Elle précise qu'elle ne conteste pas, devant le Tribunal fédéral, la
condamnation à une amende.

Le département cantonal conclut au rejet du recours, en renvoyant à
l'argumentation présentée en dernière instance cantonale.

Le Tribunal administratif se réfère à son arrêt, sans autres
observations.

F.
La recourante requiert l'octroi de l'effet suspensif.
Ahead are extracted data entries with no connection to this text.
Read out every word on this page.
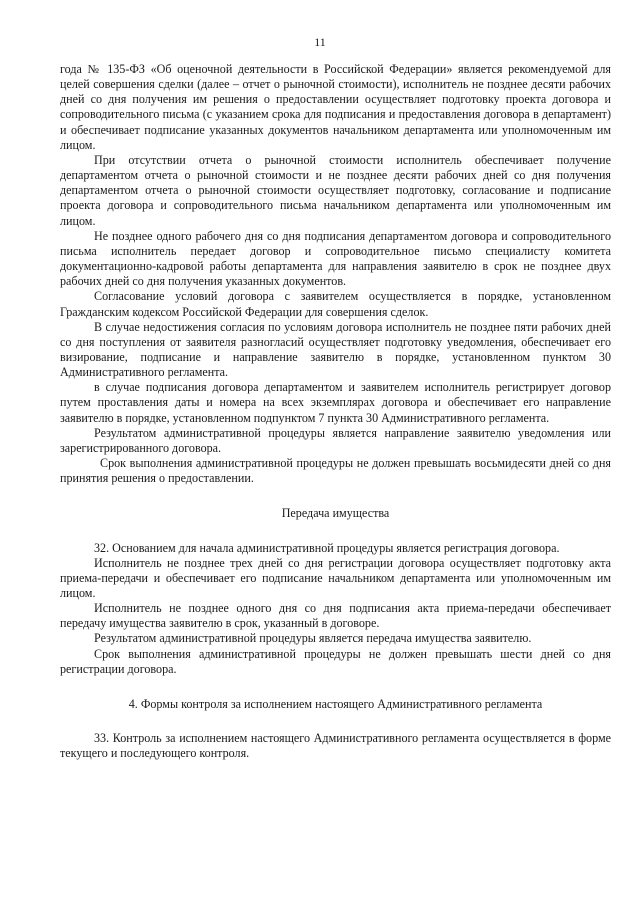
11

года № 135-ФЗ «Об оценочной деятельности в Российской Федерации» является рекомендуемой для целей совершения сделки (далее – отчет о рыночной стоимости), исполнитель не позднее десяти рабочих дней со дня получения им решения о предоставлении осуществляет подготовку проекта договора и сопроводительного письма (с указанием срока для подписания и предоставления договора в департамент) и обеспечивает подписание указанных документов начальником департамента или уполномоченным им лицом.

При отсутствии отчета о рыночной стоимости исполнитель обеспечивает получение департаментом отчета о рыночной стоимости и не позднее десяти рабочих дней со дня получения департаментом отчета о рыночной стоимости осуществляет подготовку, согласование и подписание проекта договора и сопроводительного письма начальником департамента или уполномоченным им лицом.

Не позднее одного рабочего дня со дня подписания департаментом договора и сопроводительного письма исполнитель передает договор и сопроводительное письмо специалисту комитета документационно-кадровой работы департамента для направления заявителю в срок не позднее двух рабочих дней со дня получения указанных документов.

Согласование условий договора с заявителем осуществляется в порядке, установленном Гражданским кодексом Российской Федерации для совершения сделок.

В случае недостижения согласия по условиям договора исполнитель не позднее пяти рабочих дней со дня поступления от заявителя разногласий осуществляет подготовку уведомления, обеспечивает его визирование, подписание и направление заявителю в порядке, установленном пунктом 30 Административного регламента.

в случае подписания договора департаментом и заявителем исполнитель регистрирует договор путем проставления даты и номера на всех экземплярах договора и обеспечивает его направление заявителю в порядке, установленном подпунктом 7 пункта 30 Административного регламента.

Результатом административной процедуры является направление заявителю уведомления или зарегистрированного договора.

Срок выполнения административной процедуры не должен превышать восьмидесяти дней со дня принятия решения о предоставлении.

Передача имущества

32. Основанием для начала административной процедуры является регистрация договора.

Исполнитель не позднее трех дней со дня регистрации договора осуществляет подготовку акта приема-передачи и обеспечивает его подписание начальником департамента или уполномоченным им лицом.

Исполнитель не позднее одного дня со дня подписания акта приема-передачи обеспечивает передачу имущества заявителю в срок, указанный в договоре.

Результатом административной процедуры является передача имущества заявителю.

Срок выполнения административной процедуры не должен превышать шести дней со дня регистрации договора.

4. Формы контроля за исполнением настоящего Административного регламента

33. Контроль за исполнением настоящего Административного регламента осуществляется в форме текущего и последующего контроля.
Dans l'attente d'une décision sur cette requête, le Président de la
Ire Cour
de droit public a interdit toute mesure d'exécution de l'arrêt
attaqué (selon
une ordonnance du 18 septembre 2002). Il n'a pas été ordonné d'autres
mesures
provisionnelles.

Le Tribunal fédéral considère en droit:

1.
Le présent jugement rend sans objet la requête d'effet suspensif (cf.
art.
111 al. 2 OJ).

2.
La contestation porte sur un ordre d'élimination ou d'évacuation de
déchets,
fondé sur l'art. 31c al. 1 LPE ("Les autres déchets doivent être
éliminés par
le détenteur; il peut charger un tiers d'assurer cette élimination.")
et sur
une disposition du droit cantonal n'ayant manifestement pas de portée
indépendante (art. 11 al. 1 LGD: "Tous les déchets dont l'élimination
n'incombe pas aux collectivités publiques doivent être éliminés par
leurs
détenteurs dans des installations appropriées."). La voie du recours
de droit
administratif est donc ouverte, contre une décision prise en dernière
instance cantonale et fondée sur la loi fédérale sur la protection de
l'environnement (art. 97ss OJ, art. 98 let. g OJ; cf. notamment ATF
125 II
508). Le destinataire de cet ordre d'élimination a qualité pour
recourir
(art. 103 let. a OJ) et les autres conditions de recevabilité sont
satisfaites. Il convient donc d'entrer en matière.

3.
3.1 La recourante conteste être la détentrice des déchets litigieux.
Elle ne
prétend en revanche pas que les marchandises déposées sur le terrain
qu'elle
loue ne seraient pas des déchets au sens de l'art. 7 al. 6 LPE, ni
qu'il
s'agirait d'un type de déchets dont l'élimination n'incomberait pas à
leur
détenteur, conformément à l'art. 31c LPE ("autres déchets", par
opposition
aux "déchets urbains" visés à l'art. 31b LPE). Il appartient donc au
Tribunal
fédéral d'interpréter la notion de détenteur, employée à l'art. 31c
al. 1
LPE.

3.2 En droit public fédéral, le détenteur de déchets est celui qui a
en fait
un pouvoir de disposition sur ces déchets (dans le texte allemand:
"Inhaber"); ce n'est pas nécessairement la personne qui est à
l'origine de
leur production (cf. ATF 118 Ib 407 consid. 3c p. 411). Le locataire
d'un
terrain ou d'un dépôt où se trouvent des déchets peut donc être leur
détenteur, chargé partant de l'élimination en vertu de l'art. 31c al.
1 LPE.
Il en va a fortiori ainsi quand celui-ci récolte des déchets,
s'occupe de
leur stockage provisoire ou en assure le traitement d'une manière ou
d'une
autre (cf. Pierre Tschannen, Kommentar zum Umweltschutzgesetz, Zurich
2000,
n. 13 ad art. 31c LPE; Jean-Baptiste Zufferey, Pollueur-payeur,
perturbateur,
détenteur et responsable, BR/DC 1999 p. 125).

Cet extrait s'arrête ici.